Her soft staccato steps proclaimed the intrusion of her arrival, and laying in my bed and silent in this room, my heart echoed her approach. I was not alone. There were others here. I could hear their cries, their bed sheets moving like infant sails unfurled in sterile hospital air.
But she wasn't here for them; it was me she sought. I lay vulnerable on my bed, my hands clenched, my eyes swollen shut, unaccustomed to the light. The door opened, and the noise agitated those who lay around me. They screamed and would not be still, and I had not the words to reprimand or comfort them–I was as much a visitor as they were, but I fought to remain as I was.

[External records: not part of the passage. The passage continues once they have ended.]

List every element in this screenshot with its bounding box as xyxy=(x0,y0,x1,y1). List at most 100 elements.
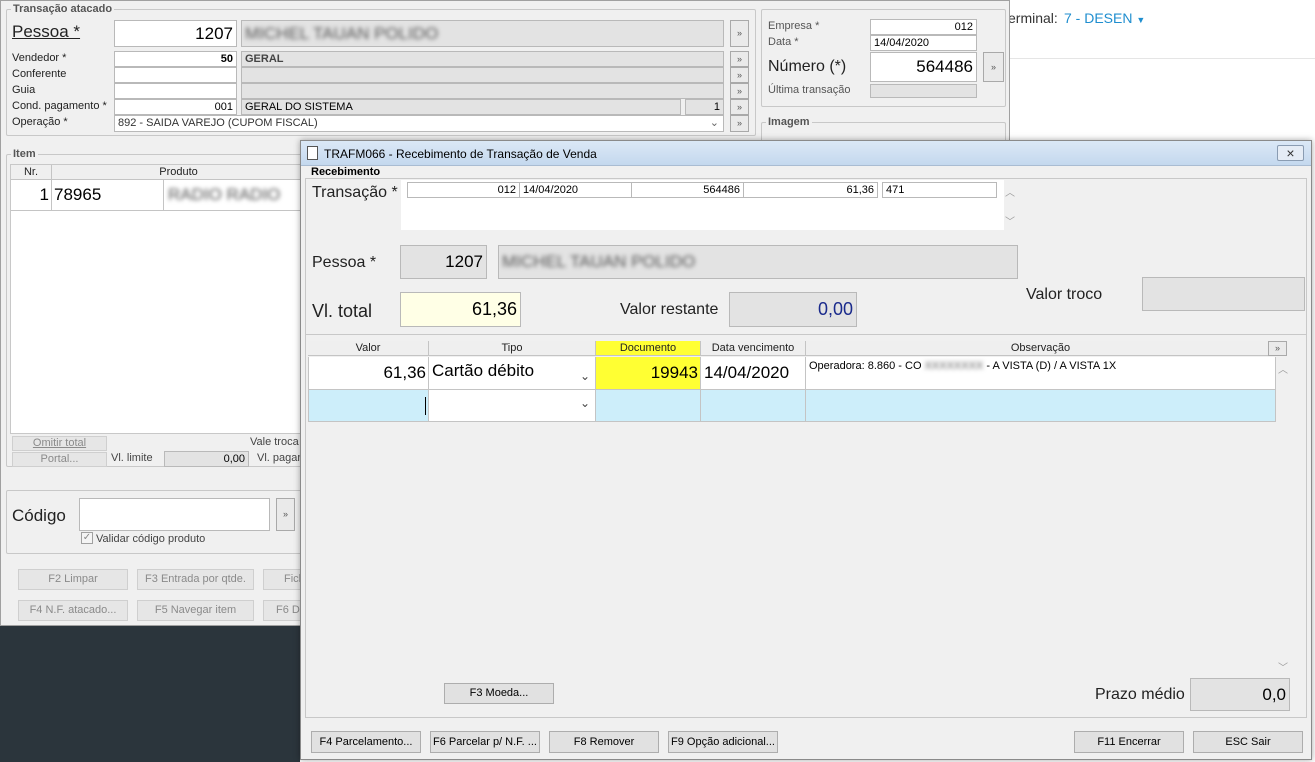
row2-tipo[interactable]: ⌄ xyxy=(429,390,596,422)
terminal-dropdown[interactable]: 7 - DESEN ▼ xyxy=(1064,10,1145,26)
codigo-input[interactable] xyxy=(79,498,270,531)
f5-navegar-button[interactable]: F5 Navegar item xyxy=(137,600,254,621)
transacao-scroll-up-icon[interactable]: ︿ xyxy=(1005,184,1015,199)
grid-scroll-up-icon[interactable]: ︿ xyxy=(1278,361,1288,376)
terminal-value: 7 - DESEN xyxy=(1064,10,1133,26)
cond-lookup-button[interactable]: » xyxy=(730,99,749,115)
transacao-label: Transação * xyxy=(312,184,398,201)
prazo-medio-label: Prazo médio xyxy=(1095,686,1185,703)
f4-parcelamento-button[interactable]: F4 Parcelamento... xyxy=(311,731,421,753)
ficha-button[interactable]: Fich xyxy=(263,569,305,590)
portal-button[interactable]: Portal... xyxy=(12,452,107,467)
item-row-code[interactable]: 78965 xyxy=(52,180,164,211)
trans-extra-field[interactable]: 471 xyxy=(882,182,997,198)
trans-numero-field[interactable]: 564486 xyxy=(631,182,744,198)
cond-pagamento-label: Cond. pagamento * xyxy=(12,100,107,112)
item-col-nr: Nr. xyxy=(11,165,52,180)
col-tipo: Tipo xyxy=(429,341,596,356)
pessoa-code-field[interactable]: 1207 xyxy=(114,20,237,47)
recebimento-section-title: Recebimento xyxy=(311,166,381,178)
f3-moeda-button[interactable]: F3 Moeda... xyxy=(444,683,554,704)
row2-observacao[interactable] xyxy=(806,390,1276,422)
close-button[interactable]: × xyxy=(1277,145,1304,161)
vl-pagar-label: Vl. pagar xyxy=(257,452,302,464)
text-cursor xyxy=(425,397,426,415)
operacao-lookup-button[interactable]: » xyxy=(730,115,749,132)
chevron-down-icon: ⌄ xyxy=(579,396,590,410)
cond-name-field: GERAL DO SISTEMA xyxy=(241,99,681,115)
conferente-name-field xyxy=(241,67,724,83)
conferente-lookup-button[interactable]: » xyxy=(730,67,749,83)
f3-entrada-button[interactable]: F3 Entrada por qtde. xyxy=(137,569,254,590)
operacao-value: 892 - SAIDA VAREJO (CUPOM FISCAL) xyxy=(118,117,318,129)
col-data-vencimento: Data vencimento xyxy=(701,341,806,356)
operacao-select[interactable]: 892 - SAIDA VAREJO (CUPOM FISCAL) ⌄ xyxy=(114,115,724,132)
cond-code-field[interactable]: 001 xyxy=(114,99,237,115)
row1-documento[interactable]: 19943 xyxy=(596,357,701,390)
transacao-scroll-down-icon[interactable]: ﹀ xyxy=(1005,213,1015,228)
validar-checkbox[interactable]: ✓ xyxy=(81,532,93,544)
guia-code-field[interactable] xyxy=(114,83,237,99)
vl-total-label: Vl. total xyxy=(312,301,373,321)
item-desc-text: RADIO RADIO xyxy=(168,185,281,204)
vendedor-label: Vendedor * xyxy=(12,52,67,64)
f4-nf-atacado-button[interactable]: F4 N.F. atacado... xyxy=(18,600,128,621)
dialog-pessoa-code: 1207 xyxy=(400,245,487,279)
grid-scroll-down-icon[interactable]: ﹀ xyxy=(1278,659,1288,674)
item-col-produto: Produto xyxy=(52,165,306,180)
numero-field[interactable]: 564486 xyxy=(870,52,977,82)
item-row-desc[interactable]: RADIO RADIO xyxy=(164,180,306,211)
row2-documento[interactable] xyxy=(596,390,701,422)
vendedor-name-field: GERAL xyxy=(241,51,724,67)
conferente-label: Conferente xyxy=(12,68,67,80)
codigo-lookup-button[interactable]: » xyxy=(276,498,295,531)
row2-vencimento[interactable] xyxy=(701,390,806,422)
data-field[interactable]: 14/04/2020 xyxy=(870,35,977,51)
row1-valor[interactable]: 61,36 xyxy=(308,357,429,390)
esc-sair-button[interactable]: ESC Sair xyxy=(1193,731,1303,753)
trans-data-field[interactable]: 14/04/2020 xyxy=(519,182,632,198)
item-row-nr[interactable]: 1 xyxy=(11,180,52,211)
numero-label: Número (*) xyxy=(768,58,847,75)
trans-valor-field[interactable]: 61,36 xyxy=(743,182,878,198)
row1-tipo-text: Cartão débito xyxy=(432,361,535,380)
guia-name-field xyxy=(241,83,724,99)
omitir-total-button[interactable]: Omitir total xyxy=(12,436,107,451)
data-label: Data * xyxy=(768,36,799,48)
pessoa-name-field: MICHEL TAUAN POLIDO xyxy=(241,20,724,47)
dialog-pessoa-name-text: MICHEL TAUAN POLIDO xyxy=(502,252,696,271)
numero-lookup-button[interactable]: » xyxy=(983,52,1004,82)
trans-empresa-field[interactable]: 012 xyxy=(407,182,520,198)
item-grid: Nr. Produto 1 78965 RADIO RADIO xyxy=(10,164,306,434)
vl-limite-label: Vl. limite xyxy=(111,452,153,464)
f11-encerrar-button[interactable]: F11 Encerrar xyxy=(1074,731,1184,753)
operacao-label: Operação * xyxy=(12,116,68,128)
payment-grid: Valor Tipo Documento Data vencimento Obs… xyxy=(308,341,1292,674)
vendedor-lookup-button[interactable]: » xyxy=(730,51,749,67)
row1-vencimento[interactable]: 14/04/2020 xyxy=(701,357,806,390)
dialog-title-bar: TRAFM066 - Recebimento de Transação de V… xyxy=(301,141,1311,166)
valor-troco-field xyxy=(1142,277,1305,311)
grid-options-button[interactable]: » xyxy=(1268,341,1287,356)
chevron-down-icon: ⌄ xyxy=(709,117,719,129)
recebimento-dialog: TRAFM066 - Recebimento de Transação de V… xyxy=(300,140,1312,760)
f6-parcelar-button[interactable]: F6 Parcelar p/ N.F. ... xyxy=(430,731,540,753)
dialog-pessoa-label: Pessoa * xyxy=(312,254,377,271)
f2-limpar-button[interactable]: F2 Limpar xyxy=(18,569,128,590)
conferente-code-field[interactable] xyxy=(114,67,237,83)
row2-valor[interactable] xyxy=(308,390,429,422)
pessoa-lookup-button[interactable]: » xyxy=(730,20,749,47)
obs-text-b: - A VISTA (D) / A VISTA 1X xyxy=(986,360,1117,372)
guia-lookup-button[interactable]: » xyxy=(730,83,749,99)
ultima-transacao-label: Última transação xyxy=(768,84,851,96)
vendedor-code-field[interactable]: 50 xyxy=(114,51,237,67)
empresa-field[interactable]: 012 xyxy=(870,19,977,35)
header-divider xyxy=(1010,58,1315,59)
obs-text-blur: XXXXXXXX xyxy=(924,360,984,372)
f6-button[interactable]: F6 De xyxy=(263,600,306,621)
row1-observacao[interactable]: Operadora: 8.860 - CO XXXXXXXX - A VISTA… xyxy=(806,357,1276,390)
f8-remover-button[interactable]: F8 Remover xyxy=(549,731,659,753)
row1-tipo[interactable]: Cartão débito ⌄ xyxy=(429,357,596,390)
f9-opcao-button[interactable]: F9 Opção adicional... xyxy=(668,731,778,753)
obs-text-a: Operadora: 8.860 - CO xyxy=(809,360,922,372)
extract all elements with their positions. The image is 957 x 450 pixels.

Struggling, I became caught in their need, and then I, too, wailed as they did. Despite her absence of perfume, I could smell her as she walked toward me; the scent of another man swam upon her clothes–he smoked, and the acrid smell of his sweat carried the scent of dead flesh. She reached for me. I did nothing to accommodate her touch. She wasn't mine–never was, never will be. The door opened again. A heavy male presence filled the room.

]

The others grew silent.

“Have you been able to make contact with him?” he asked.
“No,” she said.

The male touched my cheek. His hands smelled of iodine and traces of alcohol–non-medicinal. He used his thumb and forefinger to open my right eye.
“The nurse said he had his eyes open earlier, but she also said that he refused to look at her.”

“Is he healthy?” she asked.

“His eyes, yes; he can see. But this non-communication is something that goes deeper, almost a defiance against life.”

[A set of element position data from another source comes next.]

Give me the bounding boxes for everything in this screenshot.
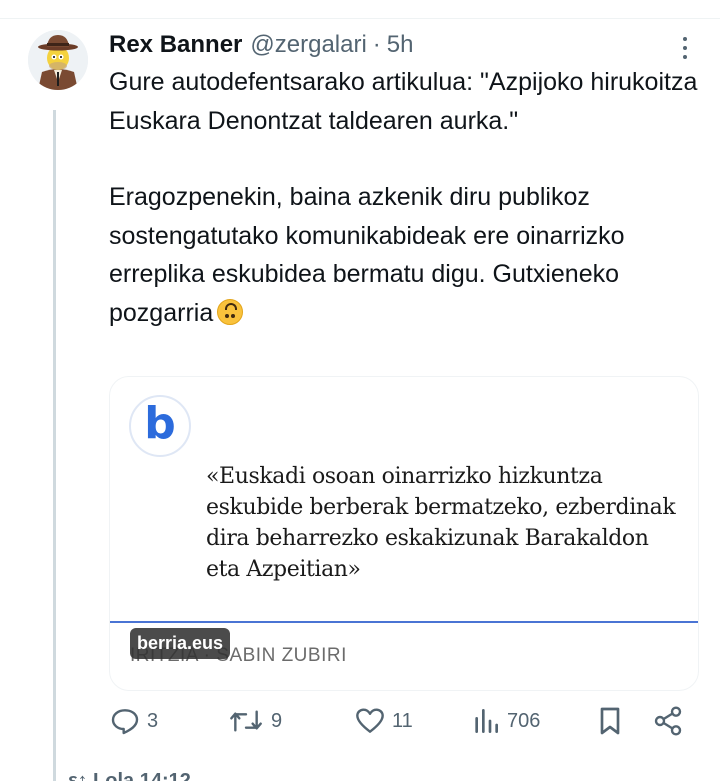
more-icon[interactable] — [676, 34, 694, 62]
share-icon — [654, 706, 682, 736]
avatar[interactable] — [28, 30, 88, 90]
author-handle[interactable]: @zergalari — [250, 31, 366, 59]
retweet-icon — [230, 710, 262, 732]
author-name[interactable]: Rex Banner — [109, 31, 242, 59]
avatar-image — [28, 30, 88, 90]
retweet-button[interactable]: 9 — [227, 703, 282, 739]
top-divider — [0, 18, 720, 19]
like-button[interactable]: 11 — [354, 703, 413, 739]
reply-count: 3 — [147, 709, 159, 732]
tweet-paragraph: Eragozpenekin, baina azkenik diru publik… — [109, 183, 625, 327]
link-card[interactable]: b «Euskadi osoan oinarrizko hizkuntza es… — [109, 376, 699, 691]
tweet-time[interactable]: 5h — [387, 31, 414, 59]
retweet-count: 9 — [271, 709, 283, 732]
views-button[interactable]: 706 — [471, 703, 540, 739]
upside-down-face-icon — [217, 298, 244, 325]
berria-logo: b — [129, 395, 191, 457]
bookmark-icon — [600, 707, 620, 735]
reply-icon — [111, 709, 139, 735]
action-bar: 3 9 11 706 — [109, 703, 689, 739]
share-button[interactable] — [652, 703, 684, 739]
card-quote: «Euskadi osoan oinarrizko hizkuntza esku… — [206, 464, 676, 582]
like-icon — [356, 708, 384, 733]
tweet-paragraph: Gure autodefentsarako artikulua: "Azpijo… — [109, 68, 698, 135]
thread-line — [53, 110, 56, 781]
reply-button[interactable]: 3 — [109, 703, 158, 739]
card-divider — [110, 621, 698, 623]
views-count: 706 — [507, 709, 541, 732]
next-item-peek: ε↑ Lola 14:12 ... — [68, 770, 214, 781]
like-count: 11 — [392, 709, 413, 732]
logo-letter: b — [144, 398, 176, 449]
bookmark-button[interactable] — [595, 703, 625, 739]
header-separator: · — [372, 31, 381, 58]
tweet-header: Rex Banner @zergalari · 5h — [109, 29, 414, 61]
card-domain-badge: berria.eus — [130, 628, 231, 659]
views-icon — [475, 709, 498, 733]
tweet-text: Gure autodefentsarako artikulua: "Azpijo… — [109, 63, 709, 332]
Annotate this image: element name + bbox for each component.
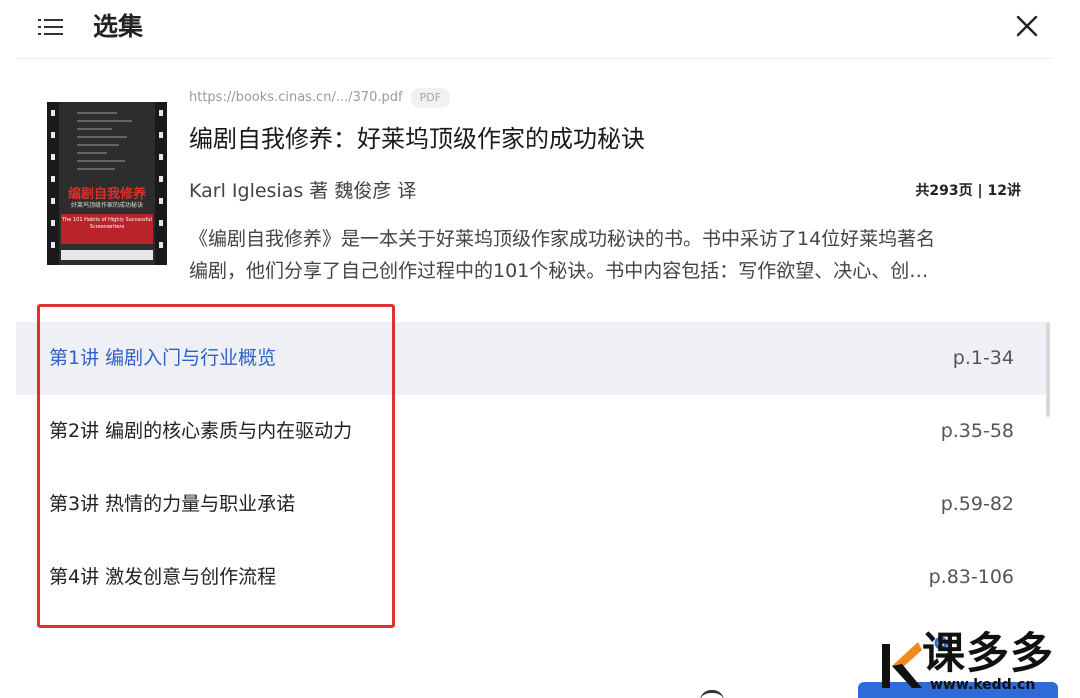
source-url[interactable]: https://books.cinas.cn/.../370.pdf bbox=[189, 89, 403, 107]
cover-text-lines bbox=[77, 112, 137, 176]
film-hole bbox=[159, 220, 163, 226]
book-description: 《编剧自我修养》是一本关于好莱坞顶级作家成功秘诀的书。书中采访了14位好莱坞著名… bbox=[189, 223, 1025, 287]
menu-icon[interactable] bbox=[38, 14, 64, 40]
source-line: https://books.cinas.cn/.../370.pdf PDF bbox=[189, 88, 451, 108]
book-description-line: 《编剧自我修养》是一本关于好莱坞顶级作家成功秘诀的书。书中采访了14位好莱坞著名 bbox=[189, 228, 936, 250]
close-icon[interactable] bbox=[1013, 12, 1041, 40]
book-title: 编剧自我修养：好莱坞顶级作家的成功秘诀 bbox=[189, 125, 645, 153]
book-meta: 共293页 | 12讲 bbox=[915, 183, 1021, 199]
cover-publisher-band bbox=[61, 250, 153, 260]
book-description-line: 编剧，他们分享了自己创作过程中的101个秘诀。书中内容包括：写作欲望、决心、创… bbox=[189, 260, 929, 282]
annotation-highlight-box bbox=[37, 304, 395, 628]
panel-title: 选集 bbox=[93, 12, 144, 41]
menu-icon-dot bbox=[38, 19, 41, 21]
book-cover[interactable]: 编剧自我修养 好莱坞顶级作家的成功秘诀 The 101 Habits of Hi… bbox=[47, 102, 167, 265]
film-hole bbox=[159, 154, 163, 160]
cover-title: 编剧自我修养 bbox=[67, 187, 146, 202]
watermark-text: 课多多 bbox=[922, 629, 1054, 679]
header: 选集 bbox=[0, 0, 1080, 58]
film-strip-left bbox=[47, 102, 59, 265]
film-hole bbox=[159, 132, 163, 138]
cover-red-band: The 101 Habits of Highly Successful Scre… bbox=[61, 214, 153, 244]
file-type-badge: PDF bbox=[410, 88, 451, 108]
film-hole bbox=[51, 198, 55, 204]
film-hole bbox=[159, 242, 163, 248]
bottom-icon-fragment bbox=[700, 690, 724, 698]
cover-en-title: The 101 Habits of Highly Successful Scre… bbox=[62, 217, 152, 230]
film-hole bbox=[51, 154, 55, 160]
film-hole bbox=[51, 176, 55, 182]
watermark-logo-icon bbox=[882, 642, 922, 688]
chapter-pages: p.35-58 bbox=[940, 420, 1014, 442]
chapter-pages: p.83-106 bbox=[928, 566, 1014, 588]
film-hole bbox=[51, 110, 55, 116]
menu-icon-bar bbox=[44, 26, 63, 28]
scrollbar[interactable] bbox=[1046, 322, 1050, 417]
film-hole bbox=[51, 220, 55, 226]
film-hole bbox=[159, 176, 163, 182]
cover-subtitle: 好莱坞顶级作家的成功秘诀 bbox=[70, 202, 143, 209]
film-hole bbox=[159, 110, 163, 116]
watermark-url: www.kedd.cn bbox=[930, 677, 1036, 693]
menu-icon-dot bbox=[38, 26, 41, 28]
film-strip-right bbox=[155, 102, 167, 265]
chapter-pages: p.59-82 bbox=[940, 493, 1014, 515]
selection-panel: 选集 编剧自我修养 好莱坞顶级作家的成功秘诀 The 101 Habits of… bbox=[0, 0, 1080, 698]
menu-icon-dot bbox=[38, 33, 41, 35]
film-hole bbox=[51, 242, 55, 248]
chapter-pages: p.1-34 bbox=[952, 347, 1014, 369]
menu-icon-bar bbox=[44, 33, 63, 35]
menu-icon-bar bbox=[44, 19, 63, 21]
header-divider bbox=[16, 58, 1052, 59]
film-hole bbox=[51, 132, 55, 138]
book-authors: Karl Iglesias 著 魏俊彦 译 bbox=[189, 180, 417, 202]
film-hole bbox=[159, 198, 163, 204]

She gently removed the blanket from me, and instinctively, I sought the warmth of my own body.

“See how he withdraws?” the man asked. “He can hear, and he can see, but he's refusing food.”
[
The woman placed her hand on my forehead. She leaned toward me and a tear fell from her eyes and landed on my lips–the taste of disheartened salt water filled my mouth. It sickened me.

“I never should have come here,” I thought. “I wasn't ready.”

“Is there anything you can do?” she asked him.

“We're planning on force feeding him, but it will only go so far. If he refuses to live, there's just not much we can do for him.”

I felt his presence exit the room, the door opening and closing, the footsteps fading purposely away. I felt her breath against my face–her voice whisper-close.

“Your mother loves you, baby, but I'm going to let you go. I'm sorry for bringing you into a world that you don't want to live in.” She took the small blanket I had been wrapped in and held it over my face. I inhaled the cloth. She could have other children.